Deneyimsel öğrenmeyi merkeze koyun
Deneyimsel öğrenme aslında genel duygusal zeka konseptinin bir özeti gibidir. Yani deneyimsel öğrenmeye göre öğrenme yaşam boyu devam eden bir süreçtir ve statik kalmak yerine çatışmaların çözümünü gerektirir. Deneyimsel öğrenme aynı zamanda kişinin dünya ve toplumla uyum sağlamasını ve kişiler arasındaki sinerjik etkiyi de önemser. İşte bu yüzden duygusal zeka gelişiminde deneyimsel öğrenme metotlarından faydalanmanız son derece yararlı olacaktır. Bu noktada David Colb’un “Deneyimsel Öğrenme Teorisi”nde değindiği deneyimi bilgiye dönüştürme döngüsünü uygulayabilirsiniz. Somut yaşantı, yansıtıcı gözlem, soyut kavramsallaştırma ve aktif deneyimden oluşan bu 4 elementten oluşan dairesel döngü sonunda kişi hem aktif şekilde öğrenir hem de öğrendiklerini nasıl değerlendireceğini ve uygulayacağını çözümlemiş olur. Eğitmenimiz Tuğba Çanşalı yürütücülüğündeki “Oyunbaz Oyun Öğrenme Atölyesi” tüm bu döngüyü deneyimlemek için harika. Atölye boyunca oyunlar oynayıp bu deneyimler üstünden süreci beraber konuşuyoruz.

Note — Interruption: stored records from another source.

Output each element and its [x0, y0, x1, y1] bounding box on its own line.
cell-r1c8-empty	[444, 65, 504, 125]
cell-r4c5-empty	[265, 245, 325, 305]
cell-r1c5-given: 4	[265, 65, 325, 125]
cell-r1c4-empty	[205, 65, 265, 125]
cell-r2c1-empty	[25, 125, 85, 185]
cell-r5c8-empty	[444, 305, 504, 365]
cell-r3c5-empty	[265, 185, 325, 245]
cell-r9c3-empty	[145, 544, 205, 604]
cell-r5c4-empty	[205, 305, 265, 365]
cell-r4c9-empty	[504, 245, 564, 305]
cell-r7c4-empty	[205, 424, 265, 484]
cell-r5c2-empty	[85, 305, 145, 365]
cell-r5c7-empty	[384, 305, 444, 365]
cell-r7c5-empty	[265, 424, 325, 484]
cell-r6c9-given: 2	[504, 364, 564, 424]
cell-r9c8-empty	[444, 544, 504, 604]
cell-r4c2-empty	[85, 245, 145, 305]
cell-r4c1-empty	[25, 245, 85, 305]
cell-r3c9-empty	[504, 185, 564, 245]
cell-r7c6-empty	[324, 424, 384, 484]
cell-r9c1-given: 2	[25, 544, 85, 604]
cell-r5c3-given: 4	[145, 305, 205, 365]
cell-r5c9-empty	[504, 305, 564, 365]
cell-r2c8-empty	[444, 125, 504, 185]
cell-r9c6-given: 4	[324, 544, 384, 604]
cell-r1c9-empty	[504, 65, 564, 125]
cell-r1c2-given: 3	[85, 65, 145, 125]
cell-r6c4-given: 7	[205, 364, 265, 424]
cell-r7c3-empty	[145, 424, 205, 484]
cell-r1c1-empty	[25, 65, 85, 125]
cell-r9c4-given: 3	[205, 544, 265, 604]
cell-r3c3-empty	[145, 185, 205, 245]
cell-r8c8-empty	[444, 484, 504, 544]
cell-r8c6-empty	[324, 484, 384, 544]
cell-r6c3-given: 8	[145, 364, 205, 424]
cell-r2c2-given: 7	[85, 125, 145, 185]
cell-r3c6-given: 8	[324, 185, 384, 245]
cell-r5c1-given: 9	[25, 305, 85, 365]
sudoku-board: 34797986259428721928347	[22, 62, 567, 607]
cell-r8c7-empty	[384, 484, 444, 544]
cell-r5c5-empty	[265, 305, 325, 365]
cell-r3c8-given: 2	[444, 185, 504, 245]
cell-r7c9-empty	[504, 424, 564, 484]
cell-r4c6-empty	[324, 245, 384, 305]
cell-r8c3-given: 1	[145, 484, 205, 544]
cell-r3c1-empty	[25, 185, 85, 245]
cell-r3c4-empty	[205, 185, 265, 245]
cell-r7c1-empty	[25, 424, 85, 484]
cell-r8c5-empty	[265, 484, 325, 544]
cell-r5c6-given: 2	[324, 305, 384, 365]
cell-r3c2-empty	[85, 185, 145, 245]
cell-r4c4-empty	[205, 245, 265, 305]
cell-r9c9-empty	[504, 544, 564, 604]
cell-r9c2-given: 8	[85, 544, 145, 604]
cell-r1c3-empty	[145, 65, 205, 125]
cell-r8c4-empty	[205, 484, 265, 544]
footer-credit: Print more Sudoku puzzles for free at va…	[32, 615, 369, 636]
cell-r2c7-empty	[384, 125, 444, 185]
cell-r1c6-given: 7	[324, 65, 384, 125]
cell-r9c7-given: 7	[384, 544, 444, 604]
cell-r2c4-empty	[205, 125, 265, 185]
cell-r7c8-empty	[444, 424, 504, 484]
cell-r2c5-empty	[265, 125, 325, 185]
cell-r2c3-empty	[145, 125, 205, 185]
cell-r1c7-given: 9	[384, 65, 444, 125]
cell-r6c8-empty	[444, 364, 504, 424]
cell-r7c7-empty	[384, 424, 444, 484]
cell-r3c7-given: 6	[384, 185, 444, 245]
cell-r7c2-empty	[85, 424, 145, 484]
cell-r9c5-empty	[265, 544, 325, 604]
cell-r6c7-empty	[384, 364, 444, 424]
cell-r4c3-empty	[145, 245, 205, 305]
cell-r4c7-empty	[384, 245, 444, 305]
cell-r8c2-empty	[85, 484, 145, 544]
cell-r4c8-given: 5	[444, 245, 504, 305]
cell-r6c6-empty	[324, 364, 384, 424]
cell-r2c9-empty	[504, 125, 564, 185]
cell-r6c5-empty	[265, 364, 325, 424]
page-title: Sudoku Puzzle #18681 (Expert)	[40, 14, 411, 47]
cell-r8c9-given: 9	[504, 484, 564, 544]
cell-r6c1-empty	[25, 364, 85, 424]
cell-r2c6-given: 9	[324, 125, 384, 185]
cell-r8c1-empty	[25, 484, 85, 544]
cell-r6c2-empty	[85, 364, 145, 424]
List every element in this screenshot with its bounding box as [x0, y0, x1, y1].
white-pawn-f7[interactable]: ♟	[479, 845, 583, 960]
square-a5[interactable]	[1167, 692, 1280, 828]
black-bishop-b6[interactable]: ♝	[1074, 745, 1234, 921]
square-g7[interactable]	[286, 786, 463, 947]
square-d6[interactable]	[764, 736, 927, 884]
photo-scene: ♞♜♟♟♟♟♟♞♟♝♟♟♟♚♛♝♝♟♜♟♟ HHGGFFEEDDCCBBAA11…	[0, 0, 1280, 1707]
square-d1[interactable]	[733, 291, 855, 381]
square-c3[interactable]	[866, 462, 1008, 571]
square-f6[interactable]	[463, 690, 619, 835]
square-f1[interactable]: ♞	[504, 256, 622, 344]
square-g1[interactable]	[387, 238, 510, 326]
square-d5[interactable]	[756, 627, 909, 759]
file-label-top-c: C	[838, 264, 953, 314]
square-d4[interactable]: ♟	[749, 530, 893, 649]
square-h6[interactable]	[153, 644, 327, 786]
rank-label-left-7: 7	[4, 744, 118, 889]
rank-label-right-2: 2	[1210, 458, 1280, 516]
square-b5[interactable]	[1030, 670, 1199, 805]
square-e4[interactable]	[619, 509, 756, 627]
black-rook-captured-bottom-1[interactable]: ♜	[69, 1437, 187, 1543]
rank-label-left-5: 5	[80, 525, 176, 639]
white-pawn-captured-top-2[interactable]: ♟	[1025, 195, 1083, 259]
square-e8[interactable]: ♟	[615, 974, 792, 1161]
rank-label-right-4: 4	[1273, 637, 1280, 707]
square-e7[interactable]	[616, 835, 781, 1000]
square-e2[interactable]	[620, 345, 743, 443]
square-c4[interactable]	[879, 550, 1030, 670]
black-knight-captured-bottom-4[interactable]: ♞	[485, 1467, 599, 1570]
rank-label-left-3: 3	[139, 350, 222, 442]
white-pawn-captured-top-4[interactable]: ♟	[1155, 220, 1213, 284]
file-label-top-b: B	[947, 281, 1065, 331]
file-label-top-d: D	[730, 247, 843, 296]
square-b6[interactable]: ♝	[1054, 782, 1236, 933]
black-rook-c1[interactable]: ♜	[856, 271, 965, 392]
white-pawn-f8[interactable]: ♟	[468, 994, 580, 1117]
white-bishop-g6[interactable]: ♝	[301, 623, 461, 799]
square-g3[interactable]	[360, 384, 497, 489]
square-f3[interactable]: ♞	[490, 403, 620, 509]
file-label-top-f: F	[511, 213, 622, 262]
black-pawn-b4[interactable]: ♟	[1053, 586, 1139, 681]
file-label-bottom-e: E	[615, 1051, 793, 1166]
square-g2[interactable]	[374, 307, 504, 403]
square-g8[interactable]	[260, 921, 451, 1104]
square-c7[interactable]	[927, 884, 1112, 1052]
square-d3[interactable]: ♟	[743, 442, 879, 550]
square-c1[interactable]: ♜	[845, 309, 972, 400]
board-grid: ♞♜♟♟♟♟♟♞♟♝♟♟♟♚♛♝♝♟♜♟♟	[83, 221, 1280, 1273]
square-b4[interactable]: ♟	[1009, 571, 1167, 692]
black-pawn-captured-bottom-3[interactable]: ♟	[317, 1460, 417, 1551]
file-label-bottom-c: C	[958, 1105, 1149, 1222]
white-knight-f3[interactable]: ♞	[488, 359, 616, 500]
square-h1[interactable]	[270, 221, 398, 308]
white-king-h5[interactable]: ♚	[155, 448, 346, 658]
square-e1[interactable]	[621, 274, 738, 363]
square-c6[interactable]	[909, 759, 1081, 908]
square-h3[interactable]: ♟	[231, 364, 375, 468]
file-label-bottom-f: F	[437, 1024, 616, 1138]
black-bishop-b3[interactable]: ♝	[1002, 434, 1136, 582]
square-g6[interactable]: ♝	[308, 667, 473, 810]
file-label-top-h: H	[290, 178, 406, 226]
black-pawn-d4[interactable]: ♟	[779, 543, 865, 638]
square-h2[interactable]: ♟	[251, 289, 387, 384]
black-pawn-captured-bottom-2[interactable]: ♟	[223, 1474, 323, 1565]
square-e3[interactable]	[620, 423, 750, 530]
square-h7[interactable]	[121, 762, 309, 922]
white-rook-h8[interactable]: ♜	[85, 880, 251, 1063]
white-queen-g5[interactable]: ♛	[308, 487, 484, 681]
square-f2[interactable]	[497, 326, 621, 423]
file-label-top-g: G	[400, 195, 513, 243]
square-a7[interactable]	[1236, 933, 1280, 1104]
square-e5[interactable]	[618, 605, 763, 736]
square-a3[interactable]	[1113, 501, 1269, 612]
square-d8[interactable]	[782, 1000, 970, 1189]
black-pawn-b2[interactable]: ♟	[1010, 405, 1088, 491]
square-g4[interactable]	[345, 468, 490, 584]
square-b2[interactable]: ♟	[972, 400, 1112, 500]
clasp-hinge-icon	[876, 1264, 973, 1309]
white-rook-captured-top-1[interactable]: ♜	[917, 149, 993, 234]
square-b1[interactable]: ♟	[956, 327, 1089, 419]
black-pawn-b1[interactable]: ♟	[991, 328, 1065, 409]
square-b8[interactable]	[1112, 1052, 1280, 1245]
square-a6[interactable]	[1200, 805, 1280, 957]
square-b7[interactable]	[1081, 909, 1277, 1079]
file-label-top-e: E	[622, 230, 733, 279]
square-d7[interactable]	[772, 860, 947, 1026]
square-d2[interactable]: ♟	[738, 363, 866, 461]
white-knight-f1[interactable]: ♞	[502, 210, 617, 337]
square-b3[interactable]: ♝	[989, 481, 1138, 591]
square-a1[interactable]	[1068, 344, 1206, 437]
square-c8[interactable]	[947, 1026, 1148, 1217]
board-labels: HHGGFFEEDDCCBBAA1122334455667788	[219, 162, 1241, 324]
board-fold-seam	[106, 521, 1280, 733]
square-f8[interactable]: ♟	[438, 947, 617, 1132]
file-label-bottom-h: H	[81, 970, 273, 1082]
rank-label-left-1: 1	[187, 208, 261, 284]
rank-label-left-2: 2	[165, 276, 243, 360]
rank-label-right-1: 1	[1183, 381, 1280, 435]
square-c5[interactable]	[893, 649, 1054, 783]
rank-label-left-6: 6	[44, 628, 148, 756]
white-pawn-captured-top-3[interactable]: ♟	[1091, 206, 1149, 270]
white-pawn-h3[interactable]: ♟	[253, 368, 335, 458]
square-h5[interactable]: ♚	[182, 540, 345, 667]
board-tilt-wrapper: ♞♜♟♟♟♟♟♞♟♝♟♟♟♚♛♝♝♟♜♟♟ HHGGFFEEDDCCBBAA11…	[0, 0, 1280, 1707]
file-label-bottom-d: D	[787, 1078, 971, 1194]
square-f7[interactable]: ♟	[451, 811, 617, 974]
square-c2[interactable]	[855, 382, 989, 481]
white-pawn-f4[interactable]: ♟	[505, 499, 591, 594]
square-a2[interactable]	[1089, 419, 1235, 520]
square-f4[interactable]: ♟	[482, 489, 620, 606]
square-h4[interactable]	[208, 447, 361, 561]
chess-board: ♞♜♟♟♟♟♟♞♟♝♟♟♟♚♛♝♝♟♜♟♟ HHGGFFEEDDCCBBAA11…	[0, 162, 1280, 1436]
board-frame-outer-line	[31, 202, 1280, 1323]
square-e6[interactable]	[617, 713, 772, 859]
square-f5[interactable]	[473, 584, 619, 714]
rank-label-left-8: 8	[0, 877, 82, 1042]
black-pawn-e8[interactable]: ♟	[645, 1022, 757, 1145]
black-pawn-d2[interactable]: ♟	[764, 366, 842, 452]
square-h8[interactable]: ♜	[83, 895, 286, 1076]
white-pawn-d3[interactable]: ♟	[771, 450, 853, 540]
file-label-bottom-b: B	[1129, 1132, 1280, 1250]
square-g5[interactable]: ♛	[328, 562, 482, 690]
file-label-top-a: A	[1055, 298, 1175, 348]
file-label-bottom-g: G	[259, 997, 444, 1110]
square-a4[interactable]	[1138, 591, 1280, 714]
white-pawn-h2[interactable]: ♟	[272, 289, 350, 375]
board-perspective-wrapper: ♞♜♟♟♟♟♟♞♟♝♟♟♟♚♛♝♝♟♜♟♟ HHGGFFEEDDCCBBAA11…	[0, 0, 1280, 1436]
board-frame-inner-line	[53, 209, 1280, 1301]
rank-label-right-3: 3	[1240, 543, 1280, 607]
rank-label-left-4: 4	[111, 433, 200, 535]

Eğitim ve atölye çalışmalarına katılın
Duygusal zeka gelişimi konusunda uzman eğitmenlerin verdiği eğitim ve atölye çalışmalarına katılmak, hem konu hakkındaki soru işaretlerinizi giderecek hem de eğitime katılan diğer insanlarla etkileşime girerek daha verimli sonuçlar almanızı sağlayacaktır. Türkiye’de pozitif psikoloji alanında uzmanlaşmış birkaç eğitmenden biri olan Aydan Bayır’ın verdiği “İş Hayatında Duygusal Zeka ve Gücü” atölyesi bu eğitimlere şahane bir örnek. Duygusal zekanın ne olduğunu, biyolojik temelini ve bilimsel faydalarını anlatan bu atölyede hem kendi hem başkalarının duygularını tanıma, empatik ilişkiler kurma ve duyguları yönetme konuları üzerine çalışacak ve atölyeden hem kendi iç dünyanız hem de davranışlarınız hakkında derin bir iç görü edinmiş olarak ayrılacaksınız.